Question

High school students across the nation compete in a financial capability challenge each year by taking a National Financial Capability Challenge Exam. Students who score in the top 13 percent are recognized publicly for their achievement by the Department of the Treasury. Assuming a normal distribution, how many standard deviations above the mean does a student have to score to be publicly recognized

Answer 1

Answer:

A student have to score 1.28 standard deviations above the mean o be publicly recognized.

Step-by-step explanation:

If $X \sim N (\mu, \sigma^{2})$, then $Z=\frac{X-\mu}{\sigma}$, is a standard normal variate with mean, E (Z) = 0 and Var (Z) = 1. That is, $Z \sim N (0, 1)$.

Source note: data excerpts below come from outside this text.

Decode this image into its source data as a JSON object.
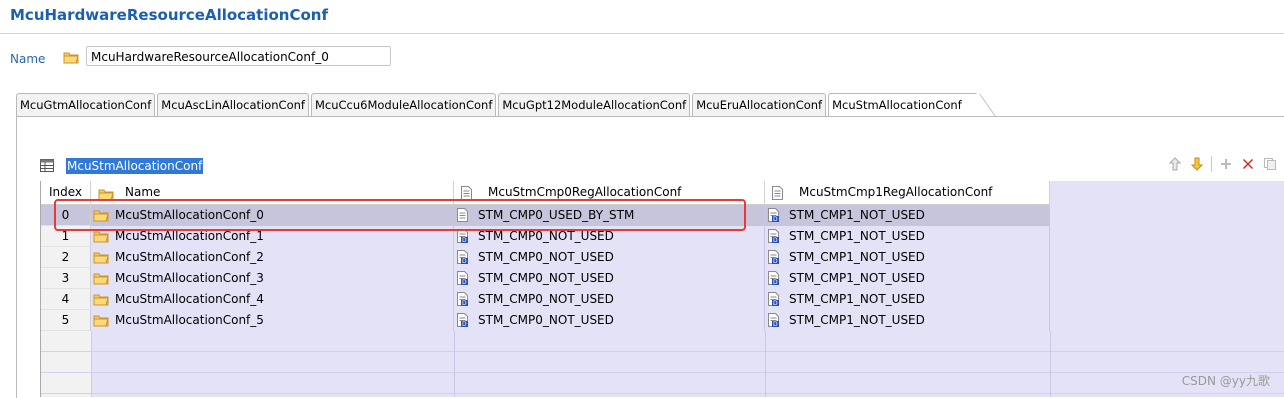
{
  "page": {
    "title": "McuHardwareResourceAllocationConf",
    "name_label": "Name",
    "name_value": "McuHardwareResourceAllocationConf_0"
  },
  "tabs": [
    {
      "label": "McuGtmAllocationConf",
      "active": false
    },
    {
      "label": "McuAscLinAllocationConf",
      "active": false
    },
    {
      "label": "McuCcu6ModuleAllocationConf",
      "active": false
    },
    {
      "label": "McuGpt12ModuleAllocationConf",
      "active": false
    },
    {
      "label": "McuEruAllocationConf",
      "active": false
    },
    {
      "label": "McuStmAllocationConf",
      "active": true
    }
  ],
  "table": {
    "title": "McuStmAllocationConf",
    "columns": {
      "index": "Index",
      "name": "Name",
      "reg0": "McuStmCmp0RegAllocationConf",
      "reg1": "McuStmCmp1RegAllocationConf"
    },
    "rows": [
      {
        "index": "0",
        "name": "McuStmAllocationConf_0",
        "reg0": "STM_CMP0_USED_BY_STM",
        "reg1": "STM_CMP1_NOT_USED",
        "selected": true
      },
      {
        "index": "1",
        "name": "McuStmAllocationConf_1",
        "reg0": "STM_CMP0_NOT_USED",
        "reg1": "STM_CMP1_NOT_USED"
      },
      {
        "index": "2",
        "name": "McuStmAllocationConf_2",
        "reg0": "STM_CMP0_NOT_USED",
        "reg1": "STM_CMP1_NOT_USED"
      },
      {
        "index": "3",
        "name": "McuStmAllocationConf_3",
        "reg0": "STM_CMP0_NOT_USED",
        "reg1": "STM_CMP1_NOT_USED"
      },
      {
        "index": "4",
        "name": "McuStmAllocationConf_4",
        "reg0": "STM_CMP0_NOT_USED",
        "reg1": "STM_CMP1_NOT_USED"
      },
      {
        "index": "5",
        "name": "McuStmAllocationConf_5",
        "reg0": "STM_CMP0_NOT_USED",
        "reg1": "STM_CMP1_NOT_USED"
      }
    ]
  },
  "toolbar": {
    "icons": [
      "move-up-icon",
      "move-down-icon",
      "add-icon",
      "delete-icon",
      "copy-icon"
    ]
  },
  "colors": {
    "title": "#1a5fb4",
    "selection": "#3179d6",
    "grid_bg": "#e4e2f6",
    "highlight": "#e83a3a"
  },
  "watermark": "CSDN @yy九歌"
}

The distribution of these z-variates is known as the standard normal distribution.

In statistics, a standardized score is the number of standard deviations an observation or data point is above the mean.

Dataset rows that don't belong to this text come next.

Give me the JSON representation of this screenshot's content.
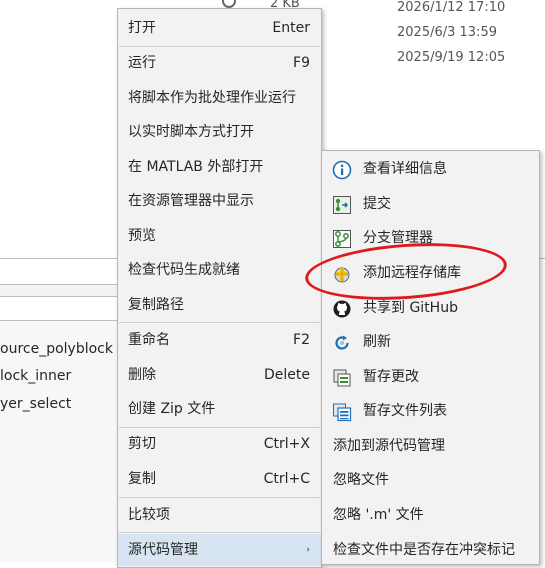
{
  "background": {
    "size_text": "2 KB",
    "dates": [
      "2026/1/12 17:10",
      "2025/6/3 13:59",
      "2025/9/19 12:05"
    ],
    "files": [
      "ource_polyblock",
      "lock_inner",
      "yer_select"
    ]
  },
  "context_menu": {
    "items": [
      {
        "label": "打开",
        "shortcut": "Enter"
      },
      {
        "label": "运行",
        "shortcut": "F9"
      },
      {
        "label": "将脚本作为批处理作业运行",
        "shortcut": ""
      },
      {
        "label": "以实时脚本方式打开",
        "shortcut": ""
      },
      {
        "label": "在 MATLAB 外部打开",
        "shortcut": ""
      },
      {
        "label": "在资源管理器中显示",
        "shortcut": ""
      },
      {
        "label": "预览",
        "shortcut": ""
      },
      {
        "label": "检查代码生成就绪",
        "shortcut": ""
      },
      {
        "label": "复制路径",
        "shortcut": ""
      },
      {
        "label": "重命名",
        "shortcut": "F2"
      },
      {
        "label": "删除",
        "shortcut": "Delete"
      },
      {
        "label": "创建 Zip 文件",
        "shortcut": ""
      },
      {
        "label": "剪切",
        "shortcut": "Ctrl+X"
      },
      {
        "label": "复制",
        "shortcut": "Ctrl+C"
      },
      {
        "label": "比较项",
        "shortcut": ""
      },
      {
        "label": "源代码管理",
        "shortcut": "",
        "submenu_arrow": "›"
      }
    ]
  },
  "source_control_submenu": {
    "items": [
      {
        "label": "查看详细信息",
        "icon": "info-icon"
      },
      {
        "label": "提交",
        "icon": "commit-icon"
      },
      {
        "label": "分支管理器",
        "icon": "branch-icon"
      },
      {
        "label": "添加远程存储库",
        "icon": "add-remote-icon"
      },
      {
        "label": "共享到 GitHub",
        "icon": "github-icon"
      },
      {
        "label": "刷新",
        "icon": "refresh-icon"
      },
      {
        "label": "暂存更改",
        "icon": "stash-icon"
      },
      {
        "label": "暂存文件列表",
        "icon": "stash-list-icon"
      },
      {
        "label": "添加到源代码管理",
        "icon": ""
      },
      {
        "label": "忽略文件",
        "icon": ""
      },
      {
        "label": "忽略 '.m' 文件",
        "icon": ""
      },
      {
        "label": "检查文件中是否存在冲突标记",
        "icon": ""
      }
    ]
  },
  "colors": {
    "menu_bg": "#f2f2f2",
    "active_item": "#d7e5f3",
    "annotation_red": "#e0191c",
    "icon_blue": "#1f6fb7",
    "icon_green": "#3a8f3a"
  }
}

Thus, z-scores are a type of standardized scores.

It is provided that the students who score in the top 13 percent in the National Financial Capability Challenge Exam are recognized publicly for their achievement by the Department of the Treasury.

Let x be score of the top 13%.

So, to be are recognized publicly for their achievement by the Department of the Treasury the probability of score x must be:

P (X < x) = 0.90

⇒ P (Z < z) = 0.90

The value of z for the above probability is:

z = 1.28

*Use a z-table.

Thus, a student have to score 1.28 standard deviations above the mean o be publicly recognized.

Answer 2

Answer:

The students have to score 1.13 standard deviations above the mean score to be publicly recognized.

Step-by-step explanation:

Mean = not given

Standard deviation = not given

Let Probability of Students who score in the top 13 percent = 13%

Probability of Students who score below the top 13 percent = Pr(<13%)

= 100% - 13% = 87%

Pr(<13%) = 0.87

To solve this, Use inverse of the standard normal cumulative distribution which has a mean of 0 and standard deviation of 1

Mean = 0

Standard deviation = 1

Probability used = 0.87

The z score associated with the highest 13 percent is found using excel formula:

=NORM.S.INV(0.87) = 1.1264

The students who score in the top 13 percent score is approximately 1.13 standard deviations above the mean score.

= mean + 1.13 Standard deviation